Too often, joy and pleasure are misused as escapism. It is easy to assume that we must choose between despair or joy: either succumbing to pain of our oppression and the oppression around us, or flee reality by numbing ourselves with a sort of artificial joy. This is an addiction cycle, where we waver between running away from pain only to hide in a temporary pleasure, and thus becoming increasingly complicit in the violence taking place in our world. Over time, our ability to endure and ignore horrors becomes stronger, and the pleasure that will temporarily satisfy us must become more intense.
Never has there been a more potent example of this joy as escapism as with the livestreamed gen o cide we are witnessing today. Witnessing children being starved to death on instagram reels is horrifying and psychologically damaging to the viewer. Overwhelmed and feeling powerless, many viewers choose to swipe away from these images as quickly as possible, as if playing a peek a boo game of object permanence with their phones. Slowly, our inability to face the truth of our world causes us to retreat into smaller and smaller lives, relinquished to a life of denial, weakness, and culpability. This escapism towards joy is how most americans live.
While joy is often misused, it cannot be dismissed. Joy and pleasure are vital to surviving the hardest of times! They keeps us in a practice of not just seeing danger, but seeing opportunity and good things that a person in despair would otherwise miss. Joy keeps us buoyant and energized, ready to face our pain. It is good for our immune systems and it helps us be kind to one another. The more we practice joy, the more motivated we feel, the more life becomes worth the labor, and pain is worth enduring. This is joy as resilience.
Joy as resilience is the flashlight we bring into a cave of despair. Rather than helping us to run away from what terrifies us, this joy helps us to confront our fears honestly and courageously. This joy gives us power to overcome almost anything, no longer hiding in the escape of positivity, but standing boldly in the multifaceted complexity of our world, and with the courage to participate.

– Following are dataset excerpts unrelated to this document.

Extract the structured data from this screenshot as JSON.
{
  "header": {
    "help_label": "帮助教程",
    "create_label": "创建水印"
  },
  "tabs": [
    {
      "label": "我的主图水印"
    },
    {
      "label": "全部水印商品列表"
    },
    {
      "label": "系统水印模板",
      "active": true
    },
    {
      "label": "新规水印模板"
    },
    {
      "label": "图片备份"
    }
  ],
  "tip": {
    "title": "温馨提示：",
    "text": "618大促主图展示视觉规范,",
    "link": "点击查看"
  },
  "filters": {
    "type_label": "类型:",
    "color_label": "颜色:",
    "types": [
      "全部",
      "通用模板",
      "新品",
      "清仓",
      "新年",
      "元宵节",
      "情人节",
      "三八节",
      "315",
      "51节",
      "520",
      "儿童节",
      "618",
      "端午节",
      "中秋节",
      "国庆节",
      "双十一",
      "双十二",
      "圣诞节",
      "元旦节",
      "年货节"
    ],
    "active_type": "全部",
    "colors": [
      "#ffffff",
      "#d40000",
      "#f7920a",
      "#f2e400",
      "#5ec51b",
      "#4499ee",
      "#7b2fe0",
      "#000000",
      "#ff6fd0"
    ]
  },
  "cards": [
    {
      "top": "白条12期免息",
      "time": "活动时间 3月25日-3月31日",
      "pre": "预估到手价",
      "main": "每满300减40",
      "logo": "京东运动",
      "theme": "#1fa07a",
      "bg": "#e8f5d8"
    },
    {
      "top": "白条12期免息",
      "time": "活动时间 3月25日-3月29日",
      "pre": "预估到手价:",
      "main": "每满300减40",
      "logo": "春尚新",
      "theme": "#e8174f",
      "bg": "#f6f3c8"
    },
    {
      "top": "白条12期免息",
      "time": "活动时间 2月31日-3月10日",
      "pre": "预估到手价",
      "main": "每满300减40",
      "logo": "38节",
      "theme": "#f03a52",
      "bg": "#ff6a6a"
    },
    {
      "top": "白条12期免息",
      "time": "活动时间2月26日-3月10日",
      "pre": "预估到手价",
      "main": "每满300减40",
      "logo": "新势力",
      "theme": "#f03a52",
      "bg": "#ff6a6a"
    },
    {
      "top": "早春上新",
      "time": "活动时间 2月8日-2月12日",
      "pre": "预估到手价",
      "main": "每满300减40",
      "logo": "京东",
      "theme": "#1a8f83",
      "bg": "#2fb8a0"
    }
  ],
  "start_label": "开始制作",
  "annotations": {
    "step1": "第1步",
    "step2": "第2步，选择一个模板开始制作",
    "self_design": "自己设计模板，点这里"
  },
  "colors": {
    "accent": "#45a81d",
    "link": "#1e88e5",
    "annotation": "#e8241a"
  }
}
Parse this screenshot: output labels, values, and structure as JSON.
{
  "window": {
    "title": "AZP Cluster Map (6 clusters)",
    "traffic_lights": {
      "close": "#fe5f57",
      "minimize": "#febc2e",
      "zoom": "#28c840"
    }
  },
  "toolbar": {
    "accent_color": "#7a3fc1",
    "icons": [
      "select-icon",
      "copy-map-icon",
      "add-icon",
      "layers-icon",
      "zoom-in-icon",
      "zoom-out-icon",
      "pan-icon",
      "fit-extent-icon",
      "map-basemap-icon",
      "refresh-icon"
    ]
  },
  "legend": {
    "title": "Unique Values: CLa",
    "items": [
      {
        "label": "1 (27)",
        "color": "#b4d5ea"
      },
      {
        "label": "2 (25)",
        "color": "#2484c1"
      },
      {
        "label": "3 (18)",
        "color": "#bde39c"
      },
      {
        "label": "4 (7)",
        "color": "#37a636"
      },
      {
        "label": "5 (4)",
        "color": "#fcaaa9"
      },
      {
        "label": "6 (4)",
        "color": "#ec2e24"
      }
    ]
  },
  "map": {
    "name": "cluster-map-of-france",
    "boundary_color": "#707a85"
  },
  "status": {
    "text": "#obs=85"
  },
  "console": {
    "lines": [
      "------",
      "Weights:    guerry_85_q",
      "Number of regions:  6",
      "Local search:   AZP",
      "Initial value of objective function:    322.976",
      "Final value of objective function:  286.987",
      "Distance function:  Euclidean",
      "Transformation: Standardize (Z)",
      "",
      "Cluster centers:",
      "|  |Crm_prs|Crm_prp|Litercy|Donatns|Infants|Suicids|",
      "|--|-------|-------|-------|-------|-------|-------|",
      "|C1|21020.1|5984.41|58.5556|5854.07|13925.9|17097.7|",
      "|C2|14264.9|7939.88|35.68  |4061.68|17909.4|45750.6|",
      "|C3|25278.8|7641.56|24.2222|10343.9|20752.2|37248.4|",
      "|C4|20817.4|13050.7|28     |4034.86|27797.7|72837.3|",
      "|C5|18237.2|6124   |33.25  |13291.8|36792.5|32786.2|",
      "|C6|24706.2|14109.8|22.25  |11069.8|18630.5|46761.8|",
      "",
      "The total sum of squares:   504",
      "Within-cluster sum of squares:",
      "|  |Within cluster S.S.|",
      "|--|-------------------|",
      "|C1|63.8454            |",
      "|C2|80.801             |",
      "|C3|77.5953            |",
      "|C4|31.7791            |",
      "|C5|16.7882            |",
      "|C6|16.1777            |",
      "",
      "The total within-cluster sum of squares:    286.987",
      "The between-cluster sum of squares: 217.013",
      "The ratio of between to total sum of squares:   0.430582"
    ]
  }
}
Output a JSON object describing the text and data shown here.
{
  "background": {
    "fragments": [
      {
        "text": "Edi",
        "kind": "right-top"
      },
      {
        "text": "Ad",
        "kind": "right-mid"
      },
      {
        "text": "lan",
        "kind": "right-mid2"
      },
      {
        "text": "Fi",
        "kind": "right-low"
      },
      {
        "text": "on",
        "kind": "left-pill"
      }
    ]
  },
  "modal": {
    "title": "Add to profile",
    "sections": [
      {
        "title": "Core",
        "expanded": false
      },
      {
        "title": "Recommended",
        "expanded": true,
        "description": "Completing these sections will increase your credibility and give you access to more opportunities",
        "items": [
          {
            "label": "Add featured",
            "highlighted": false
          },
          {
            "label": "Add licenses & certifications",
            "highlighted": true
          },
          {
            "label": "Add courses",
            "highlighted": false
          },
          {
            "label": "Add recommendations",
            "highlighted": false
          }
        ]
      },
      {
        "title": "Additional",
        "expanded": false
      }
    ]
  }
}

How do we know the difference between joy as escapism and joy as resilience? This question is slippery, and it presents a problem to the cop within our own heads, which aims to police ourselves and those around us. It is impossible to take a snapshot of a moment at categorize it as escapism or resilience. Two people hugging, a person scrolling on their phone, a group laughing on a dance floor, or someone scarfing down a giant piece of chocolate cake, all could be escapism or resilience, depending on context. There is no way to police joy, and strain out the “good” vs “evil” forms of joy. Furthermore, there is no true “joy purity” that one can achieve, because even moments of escapism can serve on a path towards resilience. Sometimes, a temporary escape can build resilience, too.
A more productive approach might be to look at the outcome of the joy, asking: Does this joy help me build towards the beautiful world I hope to create? Is this joy giving me the power and courage I need to take action in the face of hardship? If you have joy as resilience, the proof will be in your ability to step away from the joy and into the darkness, to do meaningful work, and create change from a place of love.
Now more than ever, we humans must work together to foster joy as resilience, to honor it, and tend to it as part of the practice of change making. We cannot achieve the dream of collective well being, community care, love, and freedom, without this vital and life giving medicine: joy as resilience.